Kansas Attorney General Derek Schmidt issued a legal opinion on September 30, stating Governor Laura Kelly’s unilateral expansion of remote sales tax jurisdiction exceeds her authority. The next day, the Kelly administration went ahead anyway, and now the AG says her action is exposing the state to litigation.
“If the Department of Revenue attempts to enforce its policy against a retailer, who under Wayfair is not subject to a Kansas duty to collect and remit, it is possible that private entity would have a cause of action,” said C.J. Grover, the public information officer for the Kansas Attorney General’s Office. “We continue to recommend the administration not proceed with implementing the policy reflected in its notice in order to avoid unnecessary risk of litigation for the state.”

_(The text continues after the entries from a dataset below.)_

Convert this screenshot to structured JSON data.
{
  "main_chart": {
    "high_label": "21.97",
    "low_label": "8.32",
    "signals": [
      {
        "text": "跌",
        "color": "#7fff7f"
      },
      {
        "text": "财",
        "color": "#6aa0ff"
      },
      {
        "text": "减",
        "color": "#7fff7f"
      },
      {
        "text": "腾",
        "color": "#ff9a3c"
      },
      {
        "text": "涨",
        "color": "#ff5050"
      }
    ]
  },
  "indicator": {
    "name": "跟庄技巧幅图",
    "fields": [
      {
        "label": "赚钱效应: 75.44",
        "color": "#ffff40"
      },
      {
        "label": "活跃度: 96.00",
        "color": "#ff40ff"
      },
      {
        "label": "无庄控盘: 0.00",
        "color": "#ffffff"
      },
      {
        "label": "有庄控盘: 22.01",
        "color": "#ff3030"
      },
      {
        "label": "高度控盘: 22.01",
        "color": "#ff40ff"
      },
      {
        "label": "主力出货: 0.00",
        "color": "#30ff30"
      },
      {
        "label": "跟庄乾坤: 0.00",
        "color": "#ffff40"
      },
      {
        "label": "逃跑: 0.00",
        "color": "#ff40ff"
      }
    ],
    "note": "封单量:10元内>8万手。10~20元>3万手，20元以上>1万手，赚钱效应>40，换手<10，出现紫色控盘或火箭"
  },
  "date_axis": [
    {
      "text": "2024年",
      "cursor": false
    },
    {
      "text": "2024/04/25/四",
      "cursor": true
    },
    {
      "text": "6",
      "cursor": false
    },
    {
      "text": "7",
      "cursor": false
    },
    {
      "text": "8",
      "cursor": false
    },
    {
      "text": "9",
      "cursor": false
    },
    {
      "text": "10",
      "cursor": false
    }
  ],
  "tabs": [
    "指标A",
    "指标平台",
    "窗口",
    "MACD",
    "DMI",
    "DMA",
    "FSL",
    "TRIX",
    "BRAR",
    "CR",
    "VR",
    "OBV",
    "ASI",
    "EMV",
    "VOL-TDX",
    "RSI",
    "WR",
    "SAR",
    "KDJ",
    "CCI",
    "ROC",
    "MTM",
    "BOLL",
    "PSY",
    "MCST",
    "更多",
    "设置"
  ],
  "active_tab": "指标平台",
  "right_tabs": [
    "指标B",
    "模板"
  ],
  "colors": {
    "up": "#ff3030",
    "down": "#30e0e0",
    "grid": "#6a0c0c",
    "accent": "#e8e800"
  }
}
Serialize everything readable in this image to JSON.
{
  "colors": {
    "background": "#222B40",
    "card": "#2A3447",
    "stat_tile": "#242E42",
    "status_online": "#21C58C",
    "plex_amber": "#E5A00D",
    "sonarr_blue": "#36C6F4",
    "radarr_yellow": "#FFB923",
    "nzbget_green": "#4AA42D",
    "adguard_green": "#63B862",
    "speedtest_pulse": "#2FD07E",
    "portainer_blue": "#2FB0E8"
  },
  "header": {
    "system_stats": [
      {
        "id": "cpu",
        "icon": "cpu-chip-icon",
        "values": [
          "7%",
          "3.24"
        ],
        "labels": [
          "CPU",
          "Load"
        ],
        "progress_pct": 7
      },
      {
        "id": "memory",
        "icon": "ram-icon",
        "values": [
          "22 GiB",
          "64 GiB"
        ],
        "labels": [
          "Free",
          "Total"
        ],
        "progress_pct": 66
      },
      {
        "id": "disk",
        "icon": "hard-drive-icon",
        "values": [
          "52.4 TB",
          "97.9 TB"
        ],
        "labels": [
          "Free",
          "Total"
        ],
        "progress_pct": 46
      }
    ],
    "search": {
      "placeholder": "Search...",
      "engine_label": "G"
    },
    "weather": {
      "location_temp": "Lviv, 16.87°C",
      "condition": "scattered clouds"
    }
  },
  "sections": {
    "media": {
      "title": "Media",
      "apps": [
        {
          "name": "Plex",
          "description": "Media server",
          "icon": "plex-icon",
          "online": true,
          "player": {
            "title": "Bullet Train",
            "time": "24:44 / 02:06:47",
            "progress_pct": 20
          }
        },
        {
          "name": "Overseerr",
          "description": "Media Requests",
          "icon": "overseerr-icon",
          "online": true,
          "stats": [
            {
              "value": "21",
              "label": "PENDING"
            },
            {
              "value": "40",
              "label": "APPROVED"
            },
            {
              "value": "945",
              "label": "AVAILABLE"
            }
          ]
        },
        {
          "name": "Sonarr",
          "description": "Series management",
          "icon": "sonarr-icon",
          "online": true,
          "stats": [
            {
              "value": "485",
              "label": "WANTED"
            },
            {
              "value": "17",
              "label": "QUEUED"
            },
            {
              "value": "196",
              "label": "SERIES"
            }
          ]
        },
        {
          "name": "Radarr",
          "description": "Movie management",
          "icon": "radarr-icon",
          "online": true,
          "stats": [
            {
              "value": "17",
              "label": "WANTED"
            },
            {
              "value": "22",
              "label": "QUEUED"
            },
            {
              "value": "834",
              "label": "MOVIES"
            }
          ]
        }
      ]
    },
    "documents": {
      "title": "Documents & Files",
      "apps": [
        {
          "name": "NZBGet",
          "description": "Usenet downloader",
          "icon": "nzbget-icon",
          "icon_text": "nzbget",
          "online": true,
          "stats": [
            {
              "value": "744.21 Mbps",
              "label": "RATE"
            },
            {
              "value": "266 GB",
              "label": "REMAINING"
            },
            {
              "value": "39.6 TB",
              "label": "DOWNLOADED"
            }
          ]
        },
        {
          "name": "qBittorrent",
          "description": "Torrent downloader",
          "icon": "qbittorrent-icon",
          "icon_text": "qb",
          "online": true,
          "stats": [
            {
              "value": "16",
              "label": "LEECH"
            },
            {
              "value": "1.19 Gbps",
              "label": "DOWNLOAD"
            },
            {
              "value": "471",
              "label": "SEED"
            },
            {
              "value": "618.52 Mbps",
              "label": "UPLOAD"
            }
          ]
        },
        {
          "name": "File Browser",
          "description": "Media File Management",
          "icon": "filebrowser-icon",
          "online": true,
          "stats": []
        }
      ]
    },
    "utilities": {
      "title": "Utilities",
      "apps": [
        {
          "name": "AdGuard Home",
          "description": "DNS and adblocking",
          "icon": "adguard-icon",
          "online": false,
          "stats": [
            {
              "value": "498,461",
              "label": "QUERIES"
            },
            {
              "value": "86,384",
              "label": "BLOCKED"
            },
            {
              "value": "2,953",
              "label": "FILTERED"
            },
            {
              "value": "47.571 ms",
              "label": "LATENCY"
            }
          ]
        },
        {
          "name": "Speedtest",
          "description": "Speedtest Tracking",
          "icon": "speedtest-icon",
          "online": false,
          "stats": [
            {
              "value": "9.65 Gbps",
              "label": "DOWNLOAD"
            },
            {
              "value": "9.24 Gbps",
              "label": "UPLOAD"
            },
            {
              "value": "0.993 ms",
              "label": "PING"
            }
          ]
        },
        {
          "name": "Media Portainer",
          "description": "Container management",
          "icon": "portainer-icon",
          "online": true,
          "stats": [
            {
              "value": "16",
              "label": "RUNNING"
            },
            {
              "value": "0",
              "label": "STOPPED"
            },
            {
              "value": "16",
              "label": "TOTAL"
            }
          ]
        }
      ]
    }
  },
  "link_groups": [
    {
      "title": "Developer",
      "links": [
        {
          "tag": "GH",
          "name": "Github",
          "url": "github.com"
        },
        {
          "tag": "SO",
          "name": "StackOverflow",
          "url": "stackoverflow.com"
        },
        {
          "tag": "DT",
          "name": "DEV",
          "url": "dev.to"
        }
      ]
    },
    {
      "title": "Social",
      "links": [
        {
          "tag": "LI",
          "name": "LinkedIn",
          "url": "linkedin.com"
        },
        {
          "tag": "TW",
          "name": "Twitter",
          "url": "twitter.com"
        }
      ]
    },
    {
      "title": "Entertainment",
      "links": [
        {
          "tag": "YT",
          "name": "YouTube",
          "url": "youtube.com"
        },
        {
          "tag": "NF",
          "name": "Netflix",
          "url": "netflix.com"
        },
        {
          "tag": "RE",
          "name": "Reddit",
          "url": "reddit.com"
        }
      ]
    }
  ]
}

More than 3,200 out-of-state retailers have registered to begin collecting and remitting sales taxes to the state of Kansas since the U.S. Supreme Court issued a ruling allowing states to charge sales taxes to businesses without a physical presence in a state, like internet sellers. But that ruling – called the Wayfair decision – said the obligation to collect and remit should only apply to retailers above minimum sales thresholds that will vary by state. The Kelly administration is attempting to obligate all retailers regardless of sales level.
According to Zach Fletcher, public information officer for the Kansas Department of Revenue, almost 600 of the new registrants applied to remit remote sales tax to Kansas after Gov. Laura Kelly’s administration issued a directive requiring they do so.
Kelly’s directive to out-of-state retailers created something of a standoff between her administration and the Kansas Attorney General Derek Schmidt’s office. The Republican AG issued a legal opinion warning that Kelly’s sales tax directive exceeds the executive’s authority, noting that the administration issued its directive only after lawmakers and the Governor failed to reach an agreement on internet sales tax legislation.
Last legislative session, state lawmakers twice passed legislation that would have imposed collection and remittance responsibilities on remote sellers. The legislation sought to use the new revenue to offset a reduction in food sales taxes. Kelly vetoed both bills because the legislation also sought to eliminate a state income tax increase created by changes in the federal tax code.
Speaker of the House Ron Ryckman called the Kelly tax memo an unlawful tax mandate, and state Sen. Susan Wagle, both Republicans, warned that Kelly’s executive remote sales tax increase could open the state up to litigation.
Kansas is one of 24 states that belong to a streamlined sales tax compact. The compact allows sellers to register with it rather than applying to those individual different states as retailers. There are more than 10,800 sales tax jurisdictions in the U.S., according to the Tax Foundation. Kansas has 521 sales tax jurisdictions. The compact helps retailers charge and remit appropriate sales taxes. More than 30 states have passed laws or regulations for remote sellers to remit sales taxes, and Fletcher says it’s difficult to know whether new out-of-state applicants registered in order to comply with the Kelly memo, the Wayfair decision or whether they registered as part of registering with the streamline compact. Either way, the administration contends remote sellers with Kansas transactions, no matter the dollar amount or number, should be collecting sales taxes to remit to Kansas as of Oct. 1.
“People need to be registering and collecting and remitting,” Fletcher said.